Salvador Sostres me contó en una ocasión que cuando descubrió que tenía habilidad para escribir se preguntó que para qué vivir directamente pudiendo vivir a través de la escritura
Algunos textos, cual Saturno, devoraran al escritor que, convertido en personaje, no le quedará más remedio que vagar por el Hades de la literatura, impostando una vida ad infinitum y ad nauseam. Que nunca llegue el momento de sacar rédito del amarillismo o del sentimentalismo; la feligresía no compra motos cuando la profesión va por fuera.
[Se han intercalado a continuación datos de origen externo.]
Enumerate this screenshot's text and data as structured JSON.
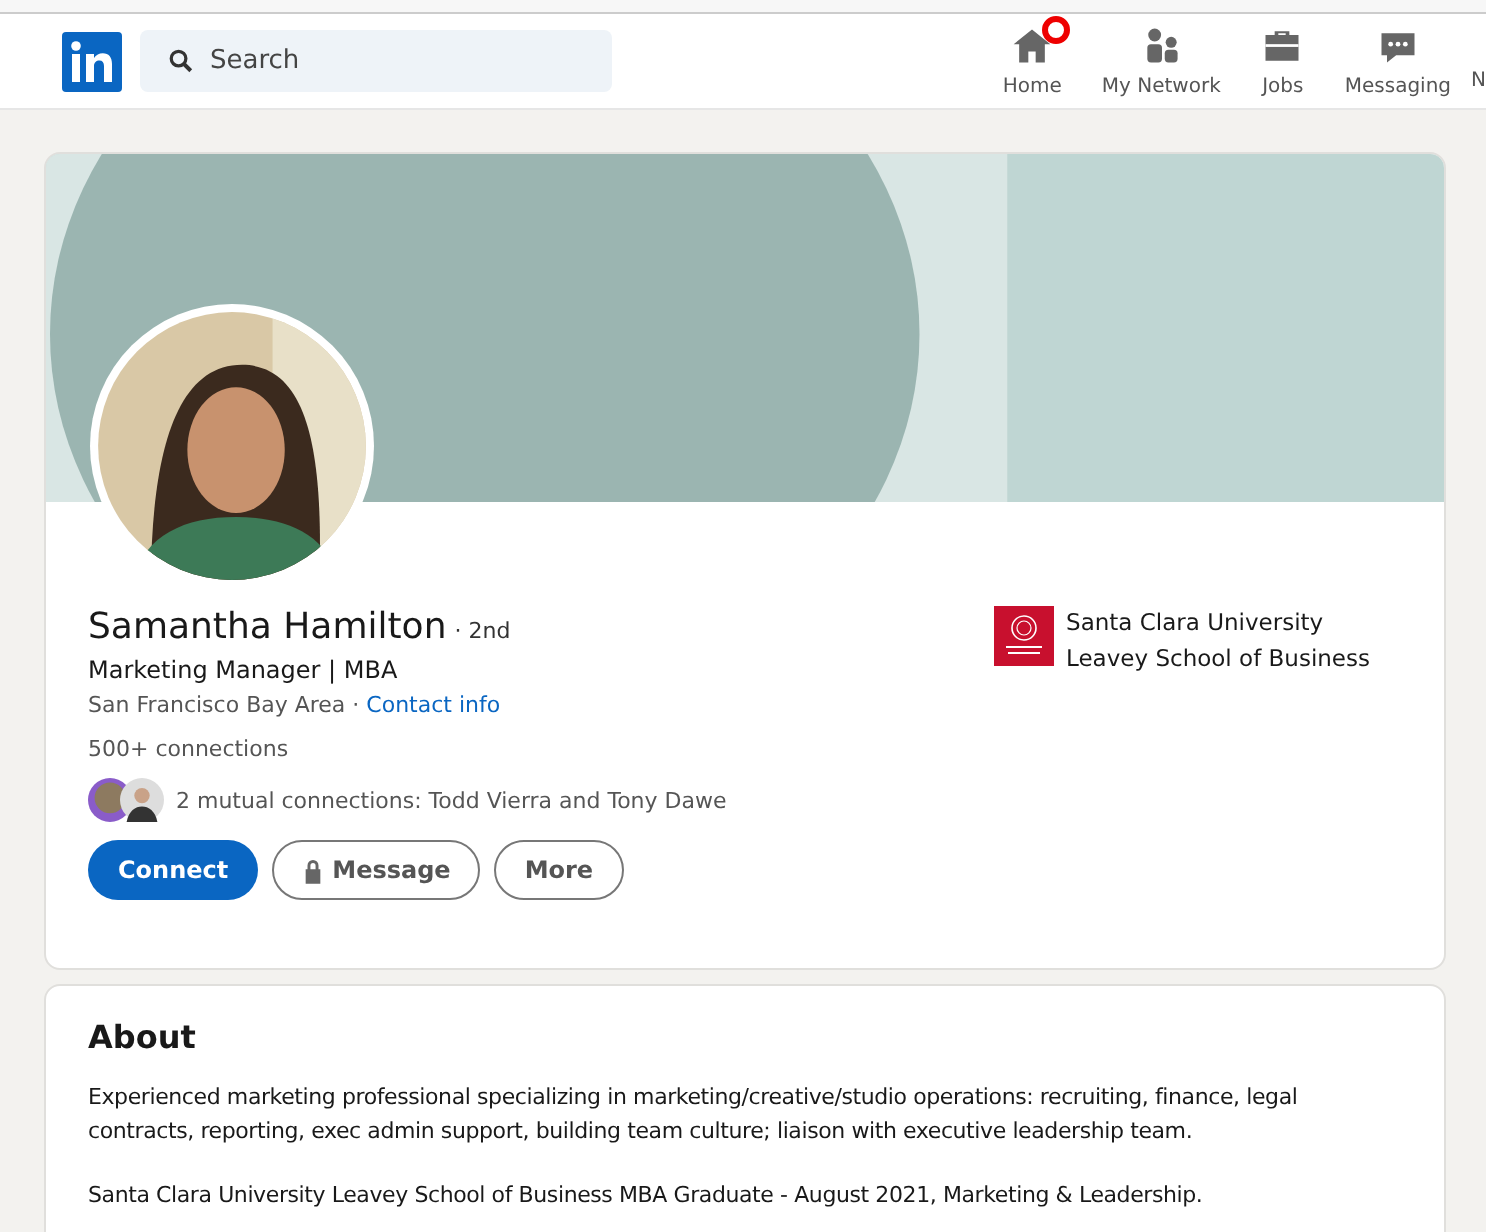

O peor aún, el momento en el que el DJ pone la última canción, se apagan las luces y la soledad te cuestiona, como una vieja inquisidora, si valió a pena el espectáculo y los aplausos. La resaca de garrafón es un paseo en góndola comparada con la vida preguntándote si estás cuidando de los tuyos y amando.
Sin embargo, Salvador Sostres me contó en una ocasión que cuando descubrió que tenía habilidad para escribir -ésta solo se convierte en talento a través del esfuerzo- se preguntó que para qué vivir directamente pudiendo vivir a través de la escritura.
Reflexiono sobre todo esto tras leer –Gil de Biedma decía que lo natural es leer- el artículo de Guillermo Garabito titulado Desde mi ventana grande y publicado en ABC. En él, el columnista habla del equilibrio entre lo vivido, y lo vívido, y lo escrito. No se puede meter el mundo, y la vida, en una columna si ésta no te ha dado antes algún que otro gañafón.
Poner la vida perdida de imágenes evocadoras es urgente. Hacerlo desde la mirada limpia, la mesa desordenada, la ventana de Garabito y las intenciones correctas, un don reservado a almas escogidas.
Es tan importante saber llegar como quedarse. Ayudar, equivocarse, pedir perdón, irse, abandonar la mentalidad middle class, no dar el coñazo y permitir que cada uno viva, escriba o haga valer las redundancias como quiera.
Santiago de Mora-Figueroa y Williams, marqués de Tamarón, cuenta que su primer libro lo presentó Luis Rosales. Tras el acto, en un salón de la escuela diplomática en Madrid, el poeta granadino le preguntó al que con el tiempo acabaría siendo director del Instituto Cervantes que con qué escribía. Tamarón le respondió que con pluma.
Rosales le corrigió: Digo de beber. Yo solo escribo con coñac.
Y con todo, pienso que la vida desnuda y la humanidad doliente espolean el talento mejor que cualquier Negroni. Con el aliciente de que no corres en riesgo de convertirte en un vídeo de Pantomima Full.